Effective treatment of musculoskeletal pain
While painkillers are often the first resort for the treatment of musculoskeletal pain, effective pain management goes a lot further than popping pills. True, an acute injury like a muscle sprain can be effectively treated with rest and anti-inflammatory painkillers, but in many cases there is more intervention required, and chronic pain requires a completely different approach altogether – one that tackles physical, psychological and social factors.
What we’re talking about here is a multidisciplinary team that works under one roof that might consist of health professionals such as manual therapy or physical therapy experts, osteopaths, chiropractors, anaesthesiologists who specialise in pain management, naturopathic medicine practitioners, nurses, psychologists, social workers, and home care nurses. As always, the best first step is early assessment by your primary physician. Once he or she has diagnosed the most likely cause of your pain, you can then be referred to other specialists for appropriate care or further investigation.

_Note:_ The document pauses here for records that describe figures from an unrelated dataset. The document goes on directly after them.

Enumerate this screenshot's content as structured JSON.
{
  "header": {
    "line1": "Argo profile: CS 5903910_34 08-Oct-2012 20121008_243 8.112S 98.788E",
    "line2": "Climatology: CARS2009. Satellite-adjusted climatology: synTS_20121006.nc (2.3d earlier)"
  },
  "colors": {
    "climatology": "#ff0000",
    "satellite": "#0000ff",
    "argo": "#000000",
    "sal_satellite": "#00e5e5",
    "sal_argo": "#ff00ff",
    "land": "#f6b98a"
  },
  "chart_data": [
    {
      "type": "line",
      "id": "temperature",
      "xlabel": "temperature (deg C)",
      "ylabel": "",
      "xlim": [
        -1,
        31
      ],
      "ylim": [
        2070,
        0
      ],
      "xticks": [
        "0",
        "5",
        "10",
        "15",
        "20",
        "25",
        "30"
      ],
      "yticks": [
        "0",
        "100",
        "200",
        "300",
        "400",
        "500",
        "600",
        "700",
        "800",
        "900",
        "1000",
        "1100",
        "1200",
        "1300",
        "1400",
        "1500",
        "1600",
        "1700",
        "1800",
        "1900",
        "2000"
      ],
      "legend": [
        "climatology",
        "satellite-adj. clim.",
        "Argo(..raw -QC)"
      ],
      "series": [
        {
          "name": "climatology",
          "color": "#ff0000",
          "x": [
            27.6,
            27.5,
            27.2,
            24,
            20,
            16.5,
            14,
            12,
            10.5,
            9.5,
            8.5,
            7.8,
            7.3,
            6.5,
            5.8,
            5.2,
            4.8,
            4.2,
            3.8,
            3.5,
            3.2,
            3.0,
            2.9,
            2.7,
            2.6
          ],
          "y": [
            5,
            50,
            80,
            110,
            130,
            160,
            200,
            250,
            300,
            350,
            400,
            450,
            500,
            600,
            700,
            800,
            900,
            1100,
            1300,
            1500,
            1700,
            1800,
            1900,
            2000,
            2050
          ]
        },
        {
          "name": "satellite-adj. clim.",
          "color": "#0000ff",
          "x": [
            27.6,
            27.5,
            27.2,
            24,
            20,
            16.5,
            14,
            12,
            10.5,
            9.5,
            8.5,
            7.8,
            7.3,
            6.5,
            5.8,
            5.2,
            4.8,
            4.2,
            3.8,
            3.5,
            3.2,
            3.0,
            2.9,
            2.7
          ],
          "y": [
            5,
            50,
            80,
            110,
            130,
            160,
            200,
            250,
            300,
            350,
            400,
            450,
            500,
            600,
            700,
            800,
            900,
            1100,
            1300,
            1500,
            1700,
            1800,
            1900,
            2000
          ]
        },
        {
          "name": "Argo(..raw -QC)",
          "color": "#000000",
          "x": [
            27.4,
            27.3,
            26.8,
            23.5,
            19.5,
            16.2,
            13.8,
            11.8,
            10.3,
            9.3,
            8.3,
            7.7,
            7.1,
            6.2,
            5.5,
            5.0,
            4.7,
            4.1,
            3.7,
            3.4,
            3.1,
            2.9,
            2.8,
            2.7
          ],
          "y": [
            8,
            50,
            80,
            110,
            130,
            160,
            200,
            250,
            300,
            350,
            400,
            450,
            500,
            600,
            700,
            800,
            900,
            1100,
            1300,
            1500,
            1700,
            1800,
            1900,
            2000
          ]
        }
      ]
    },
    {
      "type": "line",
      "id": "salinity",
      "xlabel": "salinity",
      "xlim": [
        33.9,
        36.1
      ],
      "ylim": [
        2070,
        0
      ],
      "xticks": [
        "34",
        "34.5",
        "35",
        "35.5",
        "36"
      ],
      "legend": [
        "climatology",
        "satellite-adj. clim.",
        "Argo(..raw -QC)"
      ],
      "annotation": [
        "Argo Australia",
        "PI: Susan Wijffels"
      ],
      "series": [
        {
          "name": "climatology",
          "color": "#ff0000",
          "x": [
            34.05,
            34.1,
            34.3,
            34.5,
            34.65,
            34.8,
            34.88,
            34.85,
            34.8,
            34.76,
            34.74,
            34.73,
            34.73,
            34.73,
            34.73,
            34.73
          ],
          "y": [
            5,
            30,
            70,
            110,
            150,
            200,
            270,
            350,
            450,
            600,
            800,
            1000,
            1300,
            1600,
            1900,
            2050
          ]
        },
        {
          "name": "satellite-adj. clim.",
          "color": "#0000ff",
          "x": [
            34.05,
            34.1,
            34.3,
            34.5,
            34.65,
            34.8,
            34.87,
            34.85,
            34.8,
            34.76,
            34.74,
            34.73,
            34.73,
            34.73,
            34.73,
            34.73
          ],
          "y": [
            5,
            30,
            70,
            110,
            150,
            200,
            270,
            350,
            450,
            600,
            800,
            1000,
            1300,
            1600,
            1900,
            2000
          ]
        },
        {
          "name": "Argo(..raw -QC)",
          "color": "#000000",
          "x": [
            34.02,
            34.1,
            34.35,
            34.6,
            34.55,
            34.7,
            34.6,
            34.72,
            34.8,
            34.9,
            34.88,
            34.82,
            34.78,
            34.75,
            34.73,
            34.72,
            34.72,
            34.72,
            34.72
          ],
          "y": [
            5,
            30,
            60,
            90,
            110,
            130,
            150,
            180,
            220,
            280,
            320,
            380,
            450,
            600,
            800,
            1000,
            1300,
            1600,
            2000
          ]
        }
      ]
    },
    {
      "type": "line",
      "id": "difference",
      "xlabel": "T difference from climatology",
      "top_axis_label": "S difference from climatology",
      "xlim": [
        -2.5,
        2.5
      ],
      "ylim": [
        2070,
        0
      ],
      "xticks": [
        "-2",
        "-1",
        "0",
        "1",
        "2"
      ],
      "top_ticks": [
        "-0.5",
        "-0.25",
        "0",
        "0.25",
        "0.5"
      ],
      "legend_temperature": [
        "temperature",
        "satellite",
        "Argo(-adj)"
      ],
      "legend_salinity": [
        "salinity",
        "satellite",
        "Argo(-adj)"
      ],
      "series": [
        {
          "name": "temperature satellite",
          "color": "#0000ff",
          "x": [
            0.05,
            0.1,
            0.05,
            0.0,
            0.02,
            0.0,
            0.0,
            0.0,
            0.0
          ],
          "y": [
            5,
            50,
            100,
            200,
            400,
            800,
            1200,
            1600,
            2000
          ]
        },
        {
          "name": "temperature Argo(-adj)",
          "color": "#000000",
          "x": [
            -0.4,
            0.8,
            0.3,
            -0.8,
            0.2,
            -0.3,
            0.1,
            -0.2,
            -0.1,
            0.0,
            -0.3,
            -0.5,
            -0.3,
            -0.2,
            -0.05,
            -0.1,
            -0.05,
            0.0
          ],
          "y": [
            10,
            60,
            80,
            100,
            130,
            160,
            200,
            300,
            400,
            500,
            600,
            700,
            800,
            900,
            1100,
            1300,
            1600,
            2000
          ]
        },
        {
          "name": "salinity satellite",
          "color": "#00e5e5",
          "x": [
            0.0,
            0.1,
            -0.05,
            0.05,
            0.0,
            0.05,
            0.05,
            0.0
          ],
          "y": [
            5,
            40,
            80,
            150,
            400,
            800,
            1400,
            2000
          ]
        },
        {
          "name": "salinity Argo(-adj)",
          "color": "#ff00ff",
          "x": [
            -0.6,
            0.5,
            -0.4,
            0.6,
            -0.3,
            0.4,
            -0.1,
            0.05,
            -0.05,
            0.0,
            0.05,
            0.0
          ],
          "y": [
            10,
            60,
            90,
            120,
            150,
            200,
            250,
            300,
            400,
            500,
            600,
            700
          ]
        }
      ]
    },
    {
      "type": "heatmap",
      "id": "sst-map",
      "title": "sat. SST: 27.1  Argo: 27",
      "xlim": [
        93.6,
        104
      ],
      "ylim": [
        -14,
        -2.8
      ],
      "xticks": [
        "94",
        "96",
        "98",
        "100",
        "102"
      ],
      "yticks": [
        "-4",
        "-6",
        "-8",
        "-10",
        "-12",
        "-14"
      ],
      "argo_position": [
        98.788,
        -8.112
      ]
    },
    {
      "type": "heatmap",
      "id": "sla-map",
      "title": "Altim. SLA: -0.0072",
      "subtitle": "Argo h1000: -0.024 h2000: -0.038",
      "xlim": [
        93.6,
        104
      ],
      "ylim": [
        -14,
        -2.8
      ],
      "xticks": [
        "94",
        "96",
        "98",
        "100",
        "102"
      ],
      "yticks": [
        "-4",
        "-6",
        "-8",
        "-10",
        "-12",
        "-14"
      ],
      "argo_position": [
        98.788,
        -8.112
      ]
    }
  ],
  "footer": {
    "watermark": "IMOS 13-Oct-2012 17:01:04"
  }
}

Remember that pain is sometimes a sign of another condition and, therefore, it is not uncommon for what seems like a simple injury to require input from specialists, such as rheumatologists, endocrinologists or orthopaedic surgeons. If there is no identifiable cause and a chronic pain syndrome is suspected, it is likely that you will undergo several tests.
Remember that pain is sometimes a sign of another condition and, therefore, it is not uncommon for what seems like a simple injury to require input from specialists, such as rheumatologists, endocrinologists or orthopaedic surgeons.
You may find yourself having to undergo a ‘diagnosis of exclusion’ – whereby, in the absence of objective proof, the most likely cause of your pain is diagnosed by ruling out all provable explanations for your symptoms. Chronic pain conditions like fibromyalgia are called ‘diagnoses of exclusion’. Doctors will often run many tests (including blood tests and imaging) before giving you a chronic pain syndrome diagnosis.
It sounds alarming but even if you do fall into the category of having a chronic pain syndrome, this need not consign you to a lifetime of discomfort. There is a wide variety of medications available (including muscle relaxants and stronger painkillers), as well as physical therapy and electrical nerve stimulators that are all effective tools for managing long-term pain. Recent studies also suggest that more innovative therapies like injecting injured joints with numbing medicine under precise ultrasound guidance or with a natural blood component, called platelet-rich plasma (PRP), or with stem cells derived from fat from your own body may have a role to play in treating acute or chronic musculoskeletal pain without resorting to surgery.
Do not ignore pain
US Government statistics from 2015 show that musculoskeletal complaints accounted for nearly one third of all days absent from work. This figure could be greatly reduced if people were more inclined to seek treatment for what they perceive as a ‘normal’ ailment. Rather than hobbling along and hoping the pain will go away, there is plenty you can do to keep the debilitating effects of musculoskeletal pain to a minimum.
Rather than hobbling along and hoping the pain will go away, there is plenty you can do to keep the debilitating effects of musculoskeletal pain to a minimum.
If the cause of your pain is an injury, you can treat it at home with painkillers, ice, rest and elevation, but take the precaution of seeking medical help. What seems like a straightforward injury could well be the symptom of a more serious condition and early intervention is the secret to preventing a straightforward injury from developing into a long-term problem.
As with any warning system, once you know the cause of the alarm you can take the appropriate course of action. But put up a resilience to pain before you know where it’s coming from and you run the risk of it becoming a nagging feature for life.
Surely it’s better to be safe than sorry.